When Omid Kordestani joined Google in 1999, founders Sergey Brin and Larry Page had a powerful algorithm but no idea how to become a real company.
So, Kordestani became its “business founder,” essentially building the fledgling company’s business operations from scratch.
He sealed major partnerships with the likes of Netscape, Yahoo, and AOL. Under Kordestani’s leadership, the company became profitable as early as 2001.
Kordestani himself became fabulously rich when Google IPO’d in 2004, and eventually left the company in 2009.
“I had never stopped in my life,” Kordestani explained on stage at Re/code’s Code Conference earlier this week, as Kara Swisher grilled him on why he left. “I had never taken a pause before.”
Kordestani, an Iranian immigrant to the United States, says that around 2009 he noticed that a spat of other high-ranking execs were leaving — like Tim Armstrong taking over at AOL and Sheryl Sandberg making waves at Facebook — and he decided it was time to take a step back, too, and see what the next generation of management could do for Google.
So, he left his SVP of global sales job at Google to spend more time with his family, advise startups (including big players like Spotify and Vodafone), and play golf and tennis.
“It was so wonderful to have this calendar that I could control for the first time in my life,” he says.
But he couldn’t exit the orbit of Google entirely. When he left, Larry Page asked him to stay involved with the company as an advisor.
Every other month or so he’d come to Google’s campus to spend “friendly time” with Page. They’d while away a few hours talking about the challenges that the CEO was struggling with and Kordestani would provide his input.
After five years of this, Page had an idea. In 2014, Google’s chief business officer, Nikesh Arora, wanted to leave the company. Page wanted Kordestani to take back the reins.
“When Larry told me last summer when Nikesh was leaving, I said ‘I don’t even know if I can do this job. The company has tripled since I left,'” Kordestani says. But, at Page’s behest, he agreed to come back on an interim basis, to see if he still liked the job and whether he could run a multi-hundred billion-dollar company.
“You were rich and retired — why in the world would you come back,” Swisher asked.
Kordestani says that he “listened to [his] heart” and knew he needed to at least give the role a try.
“I fell in love all over again,” he says. “The perspective you get when you leave is that all the problems that you have are actually interesting.”

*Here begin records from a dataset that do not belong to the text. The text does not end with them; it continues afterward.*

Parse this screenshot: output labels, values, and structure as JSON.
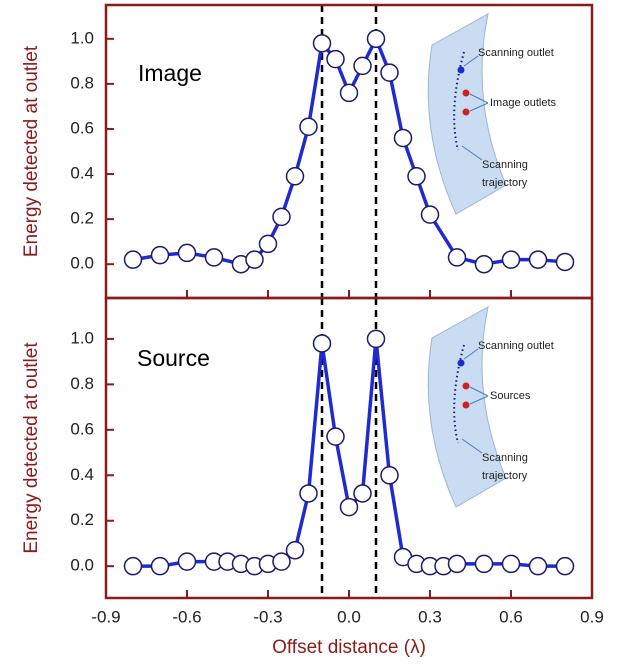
{
  "chart_data": [
    {
      "type": "line",
      "panel_label": "Image",
      "ylabel": "Energy detected at outlet",
      "x": [
        -0.8,
        -0.7,
        -0.6,
        -0.5,
        -0.4,
        -0.35,
        -0.3,
        -0.25,
        -0.2,
        -0.15,
        -0.1,
        -0.05,
        0,
        0.05,
        0.1,
        0.15,
        0.2,
        0.25,
        0.3,
        0.4,
        0.5,
        0.6,
        0.7,
        0.8
      ],
      "values": [
        0.02,
        0.04,
        0.05,
        0.03,
        0.0,
        0.02,
        0.09,
        0.21,
        0.39,
        0.61,
        0.98,
        0.91,
        0.76,
        0.88,
        1.0,
        0.85,
        0.56,
        0.39,
        0.22,
        0.03,
        0.0,
        0.02,
        0.02,
        0.01
      ],
      "color": "#1f2bd0",
      "marker_edge": "#1a1a6e",
      "xlim": [
        -0.9,
        0.9
      ],
      "ylim": [
        -0.15,
        1.15
      ],
      "yticks": [
        {
          "value": 0,
          "label": "0.0"
        },
        0.2,
        0.4,
        0.6,
        0.8,
        {
          "value": 1,
          "label": "1.0"
        }
      ],
      "vlines": [
        -0.1,
        0.1
      ],
      "inset_labels": [
        "Scanning outlet",
        "Image outlets",
        "Scanning",
        "trajectory"
      ]
    },
    {
      "type": "line",
      "panel_label": "Source",
      "ylabel": "Energy detected at outlet",
      "x": [
        -0.8,
        -0.7,
        -0.6,
        -0.5,
        -0.45,
        -0.4,
        -0.35,
        -0.3,
        -0.25,
        -0.2,
        -0.15,
        -0.1,
        -0.05,
        0,
        0.05,
        0.1,
        0.15,
        0.2,
        0.25,
        0.3,
        0.35,
        0.4,
        0.5,
        0.6,
        0.7,
        0.8
      ],
      "values": [
        0.0,
        0.0,
        0.02,
        0.02,
        0.02,
        0.01,
        0.0,
        0.01,
        0.02,
        0.07,
        0.32,
        0.98,
        0.57,
        0.26,
        0.32,
        1.0,
        0.4,
        0.04,
        0.01,
        0.0,
        0.0,
        0.01,
        0.01,
        0.01,
        0.0,
        0.0
      ],
      "color": "#1f2bd0",
      "marker_edge": "#1a1a6e",
      "xlim": [
        -0.9,
        0.9
      ],
      "ylim": [
        -0.14,
        1.18
      ],
      "yticks": [
        {
          "value": 0,
          "label": "0.0"
        },
        0.2,
        0.4,
        0.6,
        0.8,
        {
          "value": 1,
          "label": "1.0"
        }
      ],
      "xticks": [
        -0.9,
        -0.6,
        -0.3,
        {
          "value": 0,
          "label": "0.0"
        },
        0.3,
        0.6,
        0.9
      ],
      "xlabel": "Offset distance (λ)",
      "vlines": [
        -0.1,
        0.1
      ],
      "inset_labels": [
        "Scanning outlet",
        "Sources",
        "Scanning",
        "trajectory"
      ]
    }
  ]
}
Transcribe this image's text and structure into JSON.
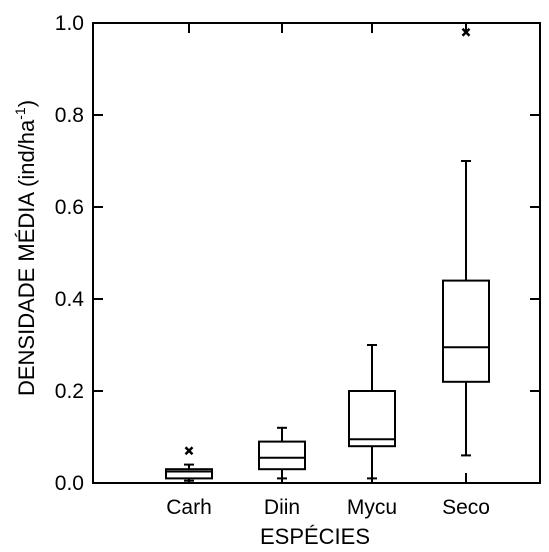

And there are problems. Google’s core search business has faced increased scepticism as of late, as critics question why growth is slowing, and whether Google can reverse that trend. In its last earnings call, the company assured analysts and investors that the amount it can charge per ad click is declining because it’s selling more YouTube ads, and it can’t charge as much for those yet.
That completely discarded a popular, much-discussed theory that Google still hasn’t been able to monetise as well on mobile. Kordestani said on stage that he personally wished Google gave more visibility into specific numbers.
“Frankly it would help me on the business side,” he says.